Equipped with various firearms, convoys of tribal members can be seen across Iraq, in defiance of the laws prohibiting the firing of guns into the air. This causes major economic losses, while the country is going through a harsh economic crisis because of the decrease of oil prices and the expenses of the war against the Islamic State (IS).

Government agencies and citizens consider this phenomenon “uncivilized,” as it puts the lives of many into jeopardy. Others consider it “carelessness” to civil peace and civic life.

Sheikh Abdul Hussein al-Amir, a leader of Albu Sultan tribe that is widespread in central Iraq, told Al-Monitor that this is “a social custom that reflects well-established traditions and adds prestige to the tribe.”

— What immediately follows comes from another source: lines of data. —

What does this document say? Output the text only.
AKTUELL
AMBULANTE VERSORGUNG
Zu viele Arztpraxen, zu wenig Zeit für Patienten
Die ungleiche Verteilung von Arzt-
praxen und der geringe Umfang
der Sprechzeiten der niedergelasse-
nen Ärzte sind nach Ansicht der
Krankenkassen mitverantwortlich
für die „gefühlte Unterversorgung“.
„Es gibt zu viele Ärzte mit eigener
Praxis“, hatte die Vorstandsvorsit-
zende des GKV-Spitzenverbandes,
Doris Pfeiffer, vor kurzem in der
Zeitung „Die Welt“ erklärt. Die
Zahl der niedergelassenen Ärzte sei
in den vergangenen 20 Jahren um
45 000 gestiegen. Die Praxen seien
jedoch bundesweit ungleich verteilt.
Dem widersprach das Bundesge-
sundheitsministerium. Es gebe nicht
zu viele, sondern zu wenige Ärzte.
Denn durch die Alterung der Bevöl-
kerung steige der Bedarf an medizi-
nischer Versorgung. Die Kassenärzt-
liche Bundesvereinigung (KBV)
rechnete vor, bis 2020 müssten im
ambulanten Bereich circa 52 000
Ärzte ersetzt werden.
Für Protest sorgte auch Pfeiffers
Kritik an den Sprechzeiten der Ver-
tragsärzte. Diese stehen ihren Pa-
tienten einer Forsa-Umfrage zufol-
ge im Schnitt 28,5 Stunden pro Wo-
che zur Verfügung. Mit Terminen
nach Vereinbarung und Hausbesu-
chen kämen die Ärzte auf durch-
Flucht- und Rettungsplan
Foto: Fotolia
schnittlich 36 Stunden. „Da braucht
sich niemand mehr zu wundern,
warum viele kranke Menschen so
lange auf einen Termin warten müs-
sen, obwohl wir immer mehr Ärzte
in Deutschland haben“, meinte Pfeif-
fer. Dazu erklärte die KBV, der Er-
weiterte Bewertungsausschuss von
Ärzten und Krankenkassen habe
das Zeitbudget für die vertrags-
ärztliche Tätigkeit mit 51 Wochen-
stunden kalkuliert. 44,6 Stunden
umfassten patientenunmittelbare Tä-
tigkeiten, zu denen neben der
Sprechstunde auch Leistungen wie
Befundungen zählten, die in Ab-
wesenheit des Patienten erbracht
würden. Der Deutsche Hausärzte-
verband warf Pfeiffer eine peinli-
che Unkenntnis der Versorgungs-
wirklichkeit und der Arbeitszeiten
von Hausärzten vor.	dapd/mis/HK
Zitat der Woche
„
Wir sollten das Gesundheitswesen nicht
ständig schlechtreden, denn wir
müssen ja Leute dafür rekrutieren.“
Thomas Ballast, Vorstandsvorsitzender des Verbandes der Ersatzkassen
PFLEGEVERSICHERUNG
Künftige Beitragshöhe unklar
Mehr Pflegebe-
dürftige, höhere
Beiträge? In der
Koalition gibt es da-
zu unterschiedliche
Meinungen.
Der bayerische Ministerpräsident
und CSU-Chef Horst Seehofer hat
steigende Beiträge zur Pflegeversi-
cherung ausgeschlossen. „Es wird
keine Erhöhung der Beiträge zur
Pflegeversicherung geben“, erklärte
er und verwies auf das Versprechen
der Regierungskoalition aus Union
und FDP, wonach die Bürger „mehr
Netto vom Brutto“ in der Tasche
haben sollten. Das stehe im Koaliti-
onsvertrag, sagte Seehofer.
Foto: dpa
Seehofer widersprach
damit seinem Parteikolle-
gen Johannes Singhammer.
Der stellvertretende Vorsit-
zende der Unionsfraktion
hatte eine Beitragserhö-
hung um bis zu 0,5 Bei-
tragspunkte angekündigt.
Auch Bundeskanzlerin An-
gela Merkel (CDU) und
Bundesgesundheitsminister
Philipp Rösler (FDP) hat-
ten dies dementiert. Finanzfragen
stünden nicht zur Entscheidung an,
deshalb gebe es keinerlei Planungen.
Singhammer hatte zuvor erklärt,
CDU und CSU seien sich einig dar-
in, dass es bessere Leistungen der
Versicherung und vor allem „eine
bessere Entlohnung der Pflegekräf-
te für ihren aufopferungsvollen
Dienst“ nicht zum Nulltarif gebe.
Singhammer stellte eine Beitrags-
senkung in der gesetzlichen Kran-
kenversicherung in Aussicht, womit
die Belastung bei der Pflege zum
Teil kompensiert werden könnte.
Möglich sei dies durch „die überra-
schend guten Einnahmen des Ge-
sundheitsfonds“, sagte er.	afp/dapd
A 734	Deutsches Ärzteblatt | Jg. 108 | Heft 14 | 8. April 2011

A video posted on YouTube on June 27, 2013, shows the funeral procession of a tribal leader, Abu Karim Hamid al-Khalaf al-Mazkour al-Jubeir, who hailed from al-Jubeir tribe in Basra, during which participants were firing guns, making the agricultural area in which they were walking seem like a war zone.

In Iraq’s southern Babil province, Al-Monitor attended the Albu Sultan tribal march Feb. 1 during the funeral of members of the tribe, amid heavy shooting normally only heard in the battlefield.

The tribal march took place over 2 kilometers (1.2 miles), in which hundreds of people rallied and filled the streets of the city of Hamzah south of Hillah.

The shooting from rifles, pistols and machine guns continued for nearly two hours. A youth carrying a machine gun that seemed taller than he was stood there, while an assistant by his side and pushing people away was carrying the magazines. He pointed the muzzle toward the sky, and emptied the 30-round magazines in three minutes, while smoke from the shooting filled the surrounding area.